CIMB, Oct 14
THE prices of industrial properties have doubled in the past three years, outpacing the rise in rentals (42 per cent). With increasing speculation in the industrial property sector since 2011, there has been growing pressure on the Singapore government to cool this market.
The government has introduced several measures, including: a seller's stamp duty (SSD); the upfront payment of land premiums to the JTC for the remaining part of lease terms, if any JTC industrial land is sold to a non-industrialist; and a debt servicing framework for property loans, which caps the total debt servicing ratio (TDSR) at 60 per cent of a borrower's income.

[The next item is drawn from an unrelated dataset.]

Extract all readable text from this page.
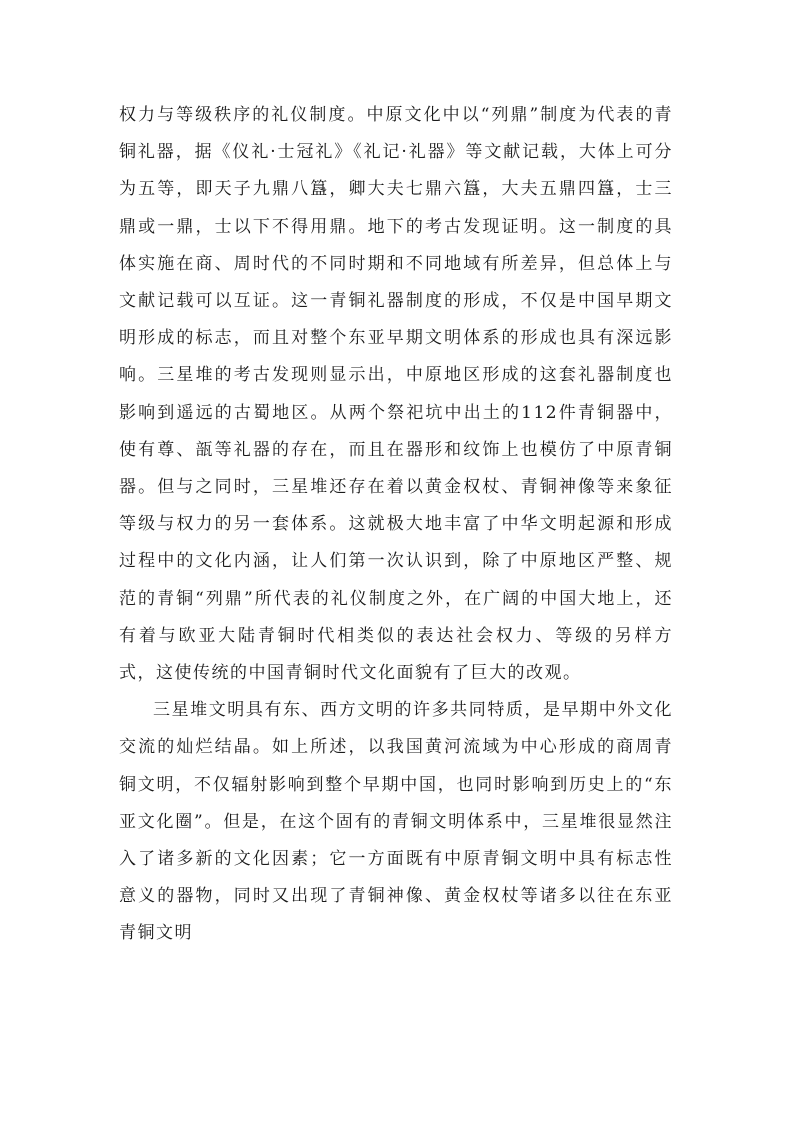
权力与等级秩序的礼仪制度。中原文化中以“列鼎”制度为代表的青铜礼器，据《仪礼·士冠礼》《礼记·礼器》等文献记载，大体上可分为五等，即天子九鼎八簋，卿大夫七鼎六簋，大夫五鼎四簋，士三鼎或一鼎，士以下不得用鼎。地下的考古发现证明。这一制度的具体实施在商、周时代的不同时期和不同地域有所差异，但总体上与文献记载可以互证。这一青铜礼器制度的形成，不仅是中国早期文明形成的标志，而且对整个东亚早期文明体系的形成也具有深远影响。三星堆的考古发现则显示出，中原地区形成的这套礼器制度也影响到遥远的古蜀地区。从两个祭祀坑中出土的112件青铜器中，使有尊、瓿等礼器的存在，而且在器形和纹饰上也模仿了中原青铜器。但与之同时，三星堆还存在着以黄金权杖、青铜神像等来象征等级与权力的另一套体系。这就极大地丰富了中华文明起源和形成过程中的文化内涵，让人们第一次认识到，除了中原地区严整、规范的青铜“列鼎”所代表的礼仪制度之外，在广阔的中国大地上，还有着与欧亚大陆青铜时代相类似的表达社会权力、等级的另样方式，这使传统的中国青铜时代文化面貌有了巨大的改观。

三星堆文明具有东、西方文明的许多共同特质，是早期中外文化交流的灿烂结晶。如上所述，以我国黄河流域为中心形成的商周青铜文明，不仅辐射影响到整个早期中国，也同时影响到历史上的“东亚文化圈”。但是，在这个固有的青铜文明体系中，三星堆很显然注入了诸多新的文化因素；它一方面既有中原青铜文明中具有标志性意义的器物，同时又出现了青铜神像、黄金权杖等诸多以往在东亚青铜文明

For commercial and industrial properties, a 4.5 per cent rate is used for TDSR computation.
Transactions in the industrial market for 9M2013 had dropped by about 45 per cent from the 3,475 a year ago. In addition, the total value of transactions had dropped by 23 per cent y-o-y to S$4.45 billion.
In July, a spike in transacted value was mainly led by the listing of new Reits.
As a result of the heightened regulation of the industrial property market and compressed cap rates for industrial properties of 6-6.5 per cent (from their long-term historical average of 6.5-7.5 per cent), industrial Reit managers have been finding it more difficult to acquire yield-accretive properties.
We expect to see fewer Reits reporting distribution per unit growth through the acquisition of new assets in Q3-13. Among the five industrial Reits under our coverage, only Ascendas Reit and Mapletree Logistics Trust completed their previously announced acquisitions in 3Q13 of a business park in Shanghai (with a rental guarantee of S$13.5 million) for A-Reit and The Box Centre in South Korea at an initial net property income (NPI) yield of 8.4 per cent for MLT in July. No new acquisitions were announced in Q3.
Rental indices for different types of industrial property have moved along with the growth in Singapore's manufacturing production index (MPI). On this basis, with a flat MPI forecast for Q3-13, we expect rental rates to have remained resilient during the quarter.
Even though the outlook for industrial properties may appear less sanguine than before, industrial Reits may continue to book positive rental reversions over the next few quarters as the leases renewed today are from lower rent bases.
In addition, as the land leases of industrial sites have been shortened to 30 years (from 60) coupled with the volatility in global markets, several Reit managers have warned of the increasing difficulty of engaging in build-to-suit (BTS) projects as their returns have been lowered by the shorter land tenures.
In summary, although we expect stable earnings in the upcoming results season, we believe there will be no upside surprises from the industrial Reits under our coverage.
Within the industrial space, our order of preference is unchanged: Cache Logistics, Ascendas Reit, Cambridge Industrial, Mapletree Industrial Trust and Mapletree Logitsics Trust.
All five face a lack of acquisition targets, a less sanguine rental outlook (with weak forecasts for the business-park space) and the growing difficulty of finding projects in the BTS/redevelopment market.
We expect an increasing number of Reits seeking yield-accretive targets outside Singapore. We remain Neutral, with Cache and A-Reit as our preferred choices.